Di supermarket bunda Dania asyik memilih-milih sayuran dan lauk untuk memasak makan malam special untuk suaminya tercinta. Sedangkan Dania asyik melihat pernak-pernik serba ungu yang di pajang di salah satu lemari kaca. Setelah lama berkeliling Dania dan bunda tercinta berjalan ke arah kasir dan bergegas menuju rumah.

Dania duduk di tepi tempat tidurnya, masih memandang jendela kamarnya lektet-lekat. Terlihat olehnya sebuah mobil sedan muncul di depen gerbang rumahnya, Dania bergegas turun dan keluar untuk membukakan pintu gerbang untuk ayahnya.
“Bun, ayah udah dateng.” Ucap Dania sembari berjalan ke arah dapur.
“Mana ayah?” tanya bunda Dania sembari mengelap tangannya yang basah.
“Tuh.” Jawab Dania sembari memonyongkan bibirnya ke arah ruang keluarga.
Setelah bersalaman dan bergurau dengan ayahnya Dania berjalan ke kamar dan merebahkan tubuhnya di kasur.

“Nia, ayo turun makan malam.” Suara ayah Dania membangunkannya.

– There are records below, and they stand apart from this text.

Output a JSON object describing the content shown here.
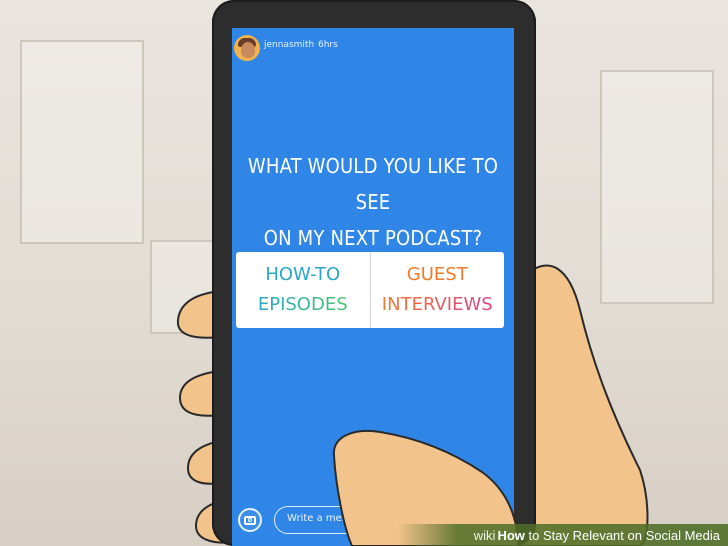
{
  "story": {
    "username": "jennasmith",
    "time": "6hrs",
    "question_line1": "WHAT WOULD YOU LIKE TO SEE",
    "question_line2": "ON MY NEXT PODCAST?",
    "poll": {
      "option1_line1": "HOW-TO",
      "option1_line2": "EPISODES",
      "option2_line1": "GUEST",
      "option2_line2": "INTERVIEWS"
    },
    "message_placeholder": "Write a message..."
  },
  "watermark": {
    "wiki": "wiki",
    "how": "How",
    "rest": " to Stay Relevant on Social Media"
  },
  "colors": {
    "screen_blue": "#2f86e6",
    "phone_body": "#2d2d2d",
    "poll_bg": "#ffffff",
    "option1_color": "#2aa7c9",
    "option1_gradient_end": "#49c56b",
    "option2_color": "#f07a2a",
    "option2_gradient_end": "#e0418b"
  },
  "icons": [
    "camera-icon",
    "avatar"
  ]
}
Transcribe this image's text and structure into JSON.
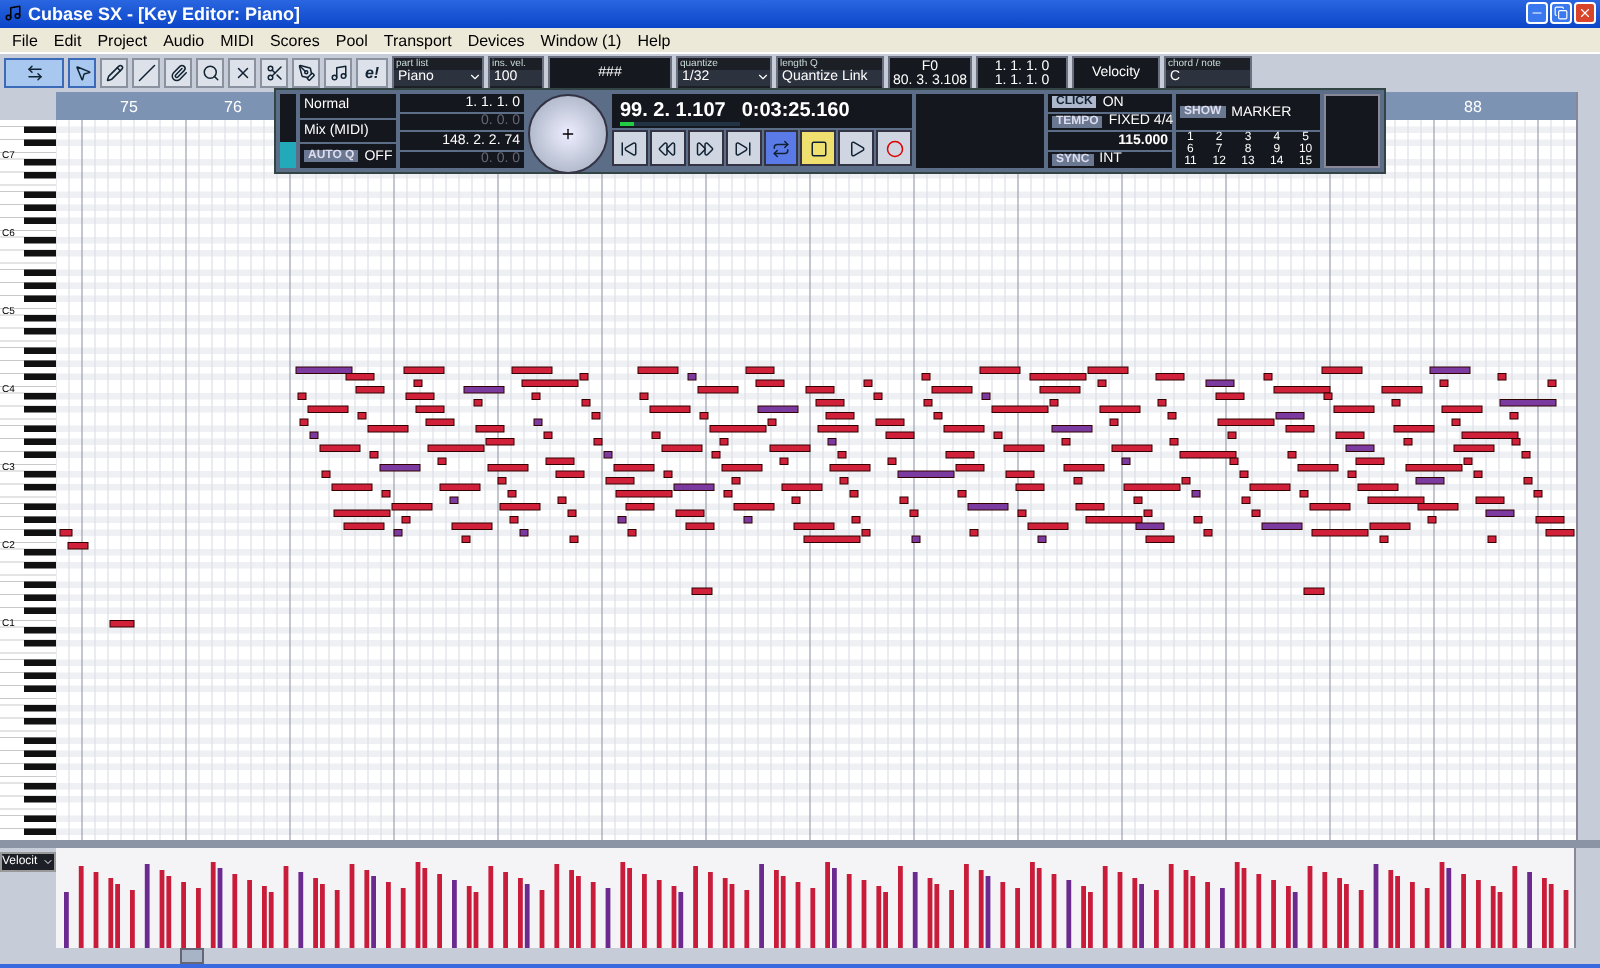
{
  "window": {
    "title": "Cubase SX - [Key Editor: Piano]"
  },
  "menu": [
    "File",
    "Edit",
    "Project",
    "Audio",
    "MIDI",
    "Scores",
    "Pool",
    "Transport",
    "Devices",
    "Window (1)",
    "Help"
  ],
  "toolbar": {
    "tools": [
      {
        "kind": "arrow",
        "selected": true
      },
      {
        "kind": "pencil",
        "selected": false
      },
      {
        "kind": "line",
        "selected": false
      },
      {
        "kind": "glue",
        "selected": false
      },
      {
        "kind": "zoom",
        "selected": false
      },
      {
        "kind": "mute",
        "selected": false
      },
      {
        "kind": "split",
        "selected": false
      },
      {
        "kind": "pen",
        "selected": false
      },
      {
        "kind": "drum",
        "selected": false
      }
    ],
    "autoscroll": {
      "on": true
    },
    "edit_in_place": "e!",
    "part_list": {
      "label": "part list",
      "value": "Piano"
    },
    "ins_vel": {
      "label": "ins. vel.",
      "value": "100"
    },
    "grid_value": "###",
    "quantize": {
      "label": "quantize",
      "value": "1/32"
    },
    "length_q": {
      "label": "length Q",
      "value": "Quantize Link"
    },
    "mouse_note": "F0",
    "mouse_position": "80. 3. 3.108",
    "note_start": "1. 1. 1. 0",
    "note_end": "1. 1. 1. 0",
    "colors": {
      "value": "Velocity"
    },
    "chord": {
      "label": "chord / note",
      "value": "C"
    }
  },
  "ruler": [
    "75",
    "76",
    "88"
  ],
  "transport": {
    "modes": [
      "Normal",
      "Mix (MIDI)"
    ],
    "autoq": {
      "label": "AUTO Q",
      "value": "OFF"
    },
    "left_locator": "1. 1. 1. 0",
    "left_offset": "0. 0. 0",
    "right_locator": "148. 2. 2. 74",
    "right_offset": "0. 0. 0",
    "primary_position": "99. 2. 1.107",
    "secondary_position": "0:03:25.160",
    "level": 0.12,
    "buttons": [
      {
        "kind": "start",
        "active": false
      },
      {
        "kind": "rewind",
        "active": false
      },
      {
        "kind": "forward",
        "active": false
      },
      {
        "kind": "end",
        "active": false
      },
      {
        "kind": "cycle",
        "active": true
      },
      {
        "kind": "stop",
        "active": true
      },
      {
        "kind": "play",
        "active": false
      },
      {
        "kind": "record",
        "active": false
      }
    ],
    "click": {
      "label": "CLICK",
      "value": "ON"
    },
    "tempo": {
      "label": "TEMPO",
      "mode": "FIXED",
      "signature": "4/4",
      "value": "115.000"
    },
    "sync": {
      "label": "SYNC",
      "value": "INT"
    },
    "markers": {
      "show": "SHOW",
      "label": "MARKER",
      "numbers": [
        "1",
        "2",
        "3",
        "4",
        "5",
        "6",
        "7",
        "8",
        "9",
        "10",
        "11",
        "12",
        "13",
        "14",
        "15"
      ]
    }
  },
  "keyboard": [
    "C7",
    "C6",
    "C5",
    "C4",
    "C3",
    "C2",
    "C1"
  ],
  "controller": {
    "parameter": "Velocit"
  }
}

“Iya ayah.” Jawab Dania lembut dan segera merapikan rambutnya. Ia  berjalan berdampingan dengan ayahnya saat menuju ruang makan.
“Yah mau kemana?” tanya Dania saat melihat ayahnya berjalan ke arah pintu luar.

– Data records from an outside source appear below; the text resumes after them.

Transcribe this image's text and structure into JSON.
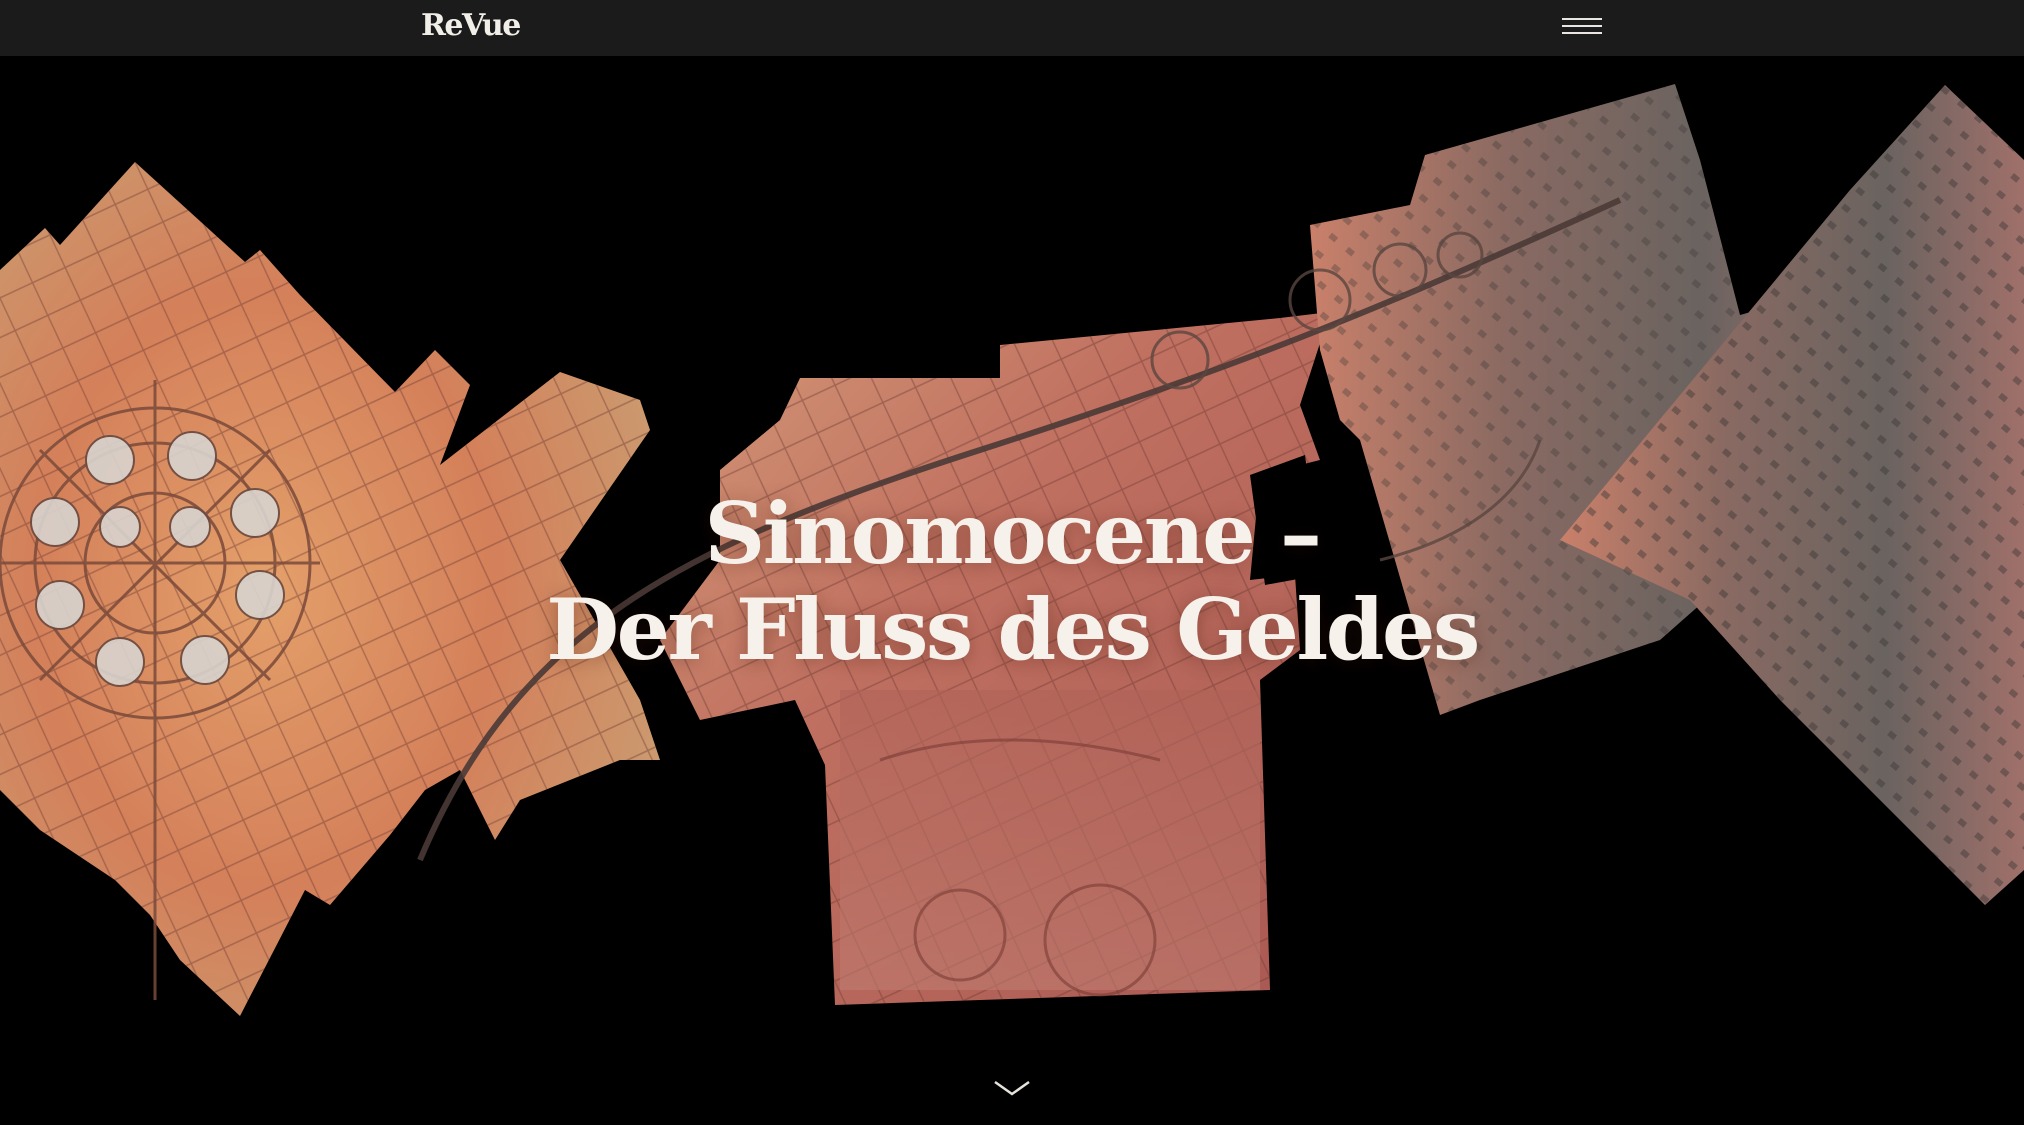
{
  "header": {
    "logo": "ReVue",
    "menu_icon": "hamburger-menu-icon"
  },
  "hero": {
    "title_line_1": "Sinomocene –",
    "title_line_2": "Der Fluss des Geldes",
    "scroll_icon": "chevron-down-icon"
  },
  "colors": {
    "background": "#000000",
    "topbar": "#1b1b1b",
    "title_text": "#f6f1ea",
    "terrain_orange": "#d98a5a",
    "terrain_sand": "#e0b07a",
    "terrain_red": "#b8544a",
    "terrain_grey": "#6e6763"
  }
}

“Ayo cepetan, bunda sudah ada di sana, kita telat nih.” Jawab ayah Dania sembari melihat arloji yang melingakar di pergelangan tangannya.
Dania berjalan ke arah ayahnya dan masih merasa bingung. “Ada apa sebenarnya?” gumam Dania dalam hati. Dania berjalan di sbelah ayahnya, memasuki rumah tetangga barunya yang ia masuki 5 tahun yang lalu.
Terlihat oleh Dania tetangga-tetangga satu komlek berkumpul semua di rumah itu, bapak-bapak, ibu-ibu, anak-anak, bahkan teman-teman sekolah Dania yang tinggal di komplek itu, tetapi  tak di lihatnya Ardi di sana.
“Nia kamu di sini juga?” tanya Rama mengagetkan Dania.
“Iya.” Jawab Dania sembari tersenyum.
“Mau ini?” tanya Rama menawarkan minuman.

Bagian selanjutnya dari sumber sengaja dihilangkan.